The network of roads that we enjoy today has not always been in place. Up until the early 1900s, the only halfway decent roads were in towns and cities, and most of those were not really even paved by today’s standards. Connections between communities were generally nothing more than dirt paths, perhaps wide enough for a wagon to pass, which became nearly impassible mud in the rain.
And the interstate system that we have didn’t begin to take shape until the authorizing legislation was passed in 1956. Interestingly, several states’ constitutions actually forbade the states from getting involved in road construction.
In the April 22 article “Sonoco CEO calls for gas tax hike to fix roads,” in addition to mentioning very real safety concerns, Sonoco broke down the financial cost to the company of poor roads.

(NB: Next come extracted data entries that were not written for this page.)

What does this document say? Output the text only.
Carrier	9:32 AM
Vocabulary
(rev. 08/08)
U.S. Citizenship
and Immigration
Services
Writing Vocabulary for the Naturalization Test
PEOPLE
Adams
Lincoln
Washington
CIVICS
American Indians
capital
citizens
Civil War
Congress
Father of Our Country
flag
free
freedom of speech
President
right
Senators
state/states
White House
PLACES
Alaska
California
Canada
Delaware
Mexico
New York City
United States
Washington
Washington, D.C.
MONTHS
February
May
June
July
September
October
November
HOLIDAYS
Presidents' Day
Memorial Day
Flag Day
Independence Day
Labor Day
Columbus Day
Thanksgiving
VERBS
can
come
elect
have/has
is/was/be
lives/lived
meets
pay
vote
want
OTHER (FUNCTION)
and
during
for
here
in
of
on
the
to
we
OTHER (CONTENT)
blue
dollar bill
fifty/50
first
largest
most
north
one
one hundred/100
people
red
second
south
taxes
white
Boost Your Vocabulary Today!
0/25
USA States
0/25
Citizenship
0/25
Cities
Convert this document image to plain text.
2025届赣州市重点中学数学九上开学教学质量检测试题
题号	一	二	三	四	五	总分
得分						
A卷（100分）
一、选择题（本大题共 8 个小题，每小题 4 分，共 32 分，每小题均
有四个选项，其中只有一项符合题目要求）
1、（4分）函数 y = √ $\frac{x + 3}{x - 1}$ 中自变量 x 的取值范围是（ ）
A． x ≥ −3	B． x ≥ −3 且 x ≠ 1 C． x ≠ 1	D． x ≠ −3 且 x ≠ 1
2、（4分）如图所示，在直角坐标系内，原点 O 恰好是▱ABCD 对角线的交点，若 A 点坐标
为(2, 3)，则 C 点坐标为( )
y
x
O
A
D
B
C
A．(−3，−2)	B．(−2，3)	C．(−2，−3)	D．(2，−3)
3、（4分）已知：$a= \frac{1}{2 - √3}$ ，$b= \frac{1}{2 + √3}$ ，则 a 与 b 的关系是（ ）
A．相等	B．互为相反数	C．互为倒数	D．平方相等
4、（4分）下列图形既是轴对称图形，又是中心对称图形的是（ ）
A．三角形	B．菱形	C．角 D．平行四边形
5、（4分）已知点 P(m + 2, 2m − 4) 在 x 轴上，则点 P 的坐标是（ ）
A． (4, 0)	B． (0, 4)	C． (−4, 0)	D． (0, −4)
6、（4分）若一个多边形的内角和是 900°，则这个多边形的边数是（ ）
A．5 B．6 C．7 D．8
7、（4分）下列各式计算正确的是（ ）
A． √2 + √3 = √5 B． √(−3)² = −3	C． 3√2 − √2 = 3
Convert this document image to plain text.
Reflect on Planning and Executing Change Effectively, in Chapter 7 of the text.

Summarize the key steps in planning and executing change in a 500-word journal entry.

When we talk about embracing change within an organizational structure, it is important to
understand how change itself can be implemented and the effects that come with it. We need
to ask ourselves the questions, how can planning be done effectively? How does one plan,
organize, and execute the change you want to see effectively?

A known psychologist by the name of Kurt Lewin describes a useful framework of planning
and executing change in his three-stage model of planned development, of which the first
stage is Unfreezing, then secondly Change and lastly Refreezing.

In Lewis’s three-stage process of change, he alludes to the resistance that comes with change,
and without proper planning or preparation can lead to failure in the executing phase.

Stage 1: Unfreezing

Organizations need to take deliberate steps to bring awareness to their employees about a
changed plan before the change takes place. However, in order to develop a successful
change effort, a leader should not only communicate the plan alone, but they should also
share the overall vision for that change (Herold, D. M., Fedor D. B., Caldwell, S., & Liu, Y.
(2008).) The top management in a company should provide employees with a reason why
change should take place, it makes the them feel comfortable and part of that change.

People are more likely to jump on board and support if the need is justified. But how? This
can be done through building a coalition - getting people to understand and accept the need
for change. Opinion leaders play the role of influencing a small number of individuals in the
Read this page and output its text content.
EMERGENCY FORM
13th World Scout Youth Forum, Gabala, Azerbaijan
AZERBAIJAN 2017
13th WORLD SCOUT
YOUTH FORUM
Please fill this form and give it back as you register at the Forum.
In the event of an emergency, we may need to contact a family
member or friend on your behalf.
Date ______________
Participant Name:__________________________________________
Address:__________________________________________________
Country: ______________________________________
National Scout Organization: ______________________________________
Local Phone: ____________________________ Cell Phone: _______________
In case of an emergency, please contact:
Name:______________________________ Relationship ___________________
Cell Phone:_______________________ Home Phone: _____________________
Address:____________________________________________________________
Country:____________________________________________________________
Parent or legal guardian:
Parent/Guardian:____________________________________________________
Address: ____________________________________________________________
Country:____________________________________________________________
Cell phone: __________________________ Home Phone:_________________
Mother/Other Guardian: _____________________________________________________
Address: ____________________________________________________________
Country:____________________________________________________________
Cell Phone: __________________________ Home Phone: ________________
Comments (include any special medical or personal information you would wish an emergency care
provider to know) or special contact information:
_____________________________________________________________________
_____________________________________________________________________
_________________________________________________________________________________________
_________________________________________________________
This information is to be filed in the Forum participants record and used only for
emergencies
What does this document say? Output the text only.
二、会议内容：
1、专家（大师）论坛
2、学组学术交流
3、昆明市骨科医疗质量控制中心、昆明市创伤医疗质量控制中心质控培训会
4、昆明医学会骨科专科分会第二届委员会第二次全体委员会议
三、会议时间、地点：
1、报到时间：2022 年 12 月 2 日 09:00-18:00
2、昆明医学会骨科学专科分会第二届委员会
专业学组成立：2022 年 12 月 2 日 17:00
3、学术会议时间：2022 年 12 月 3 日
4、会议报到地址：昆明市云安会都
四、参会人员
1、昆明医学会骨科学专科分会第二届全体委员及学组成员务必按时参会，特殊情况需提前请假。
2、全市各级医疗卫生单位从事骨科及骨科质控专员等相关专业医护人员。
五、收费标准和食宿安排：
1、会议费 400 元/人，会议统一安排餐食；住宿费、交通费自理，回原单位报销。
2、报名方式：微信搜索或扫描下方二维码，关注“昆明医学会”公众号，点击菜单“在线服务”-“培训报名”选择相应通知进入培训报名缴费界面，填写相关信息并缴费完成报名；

Interestingly, the cost of poor roads — broken down into in dollars and cents — was one of the major arguments used in the “Good Roads Movement” that began circa 1880. The Good Roads folks talked about the “mud tax” that signified the time and productivity that farmers and merchants lost when rain made roads impassable, preventing them from moving their products to their destination. American farmers, it was claimed, for example, paid 23 cents per ton to haul their produce to market compared to seven cents paid by British farmers and nine cents paid by German farmers (Colonel Albert Pope and His American Dream Machines by Stephen B. Goddard, p.118). Thus, investment in better roads up front, it was claimed, would save the public money in the long run.
Wasn’t there someone somewhere who said those who ignore history are bound to repeat it?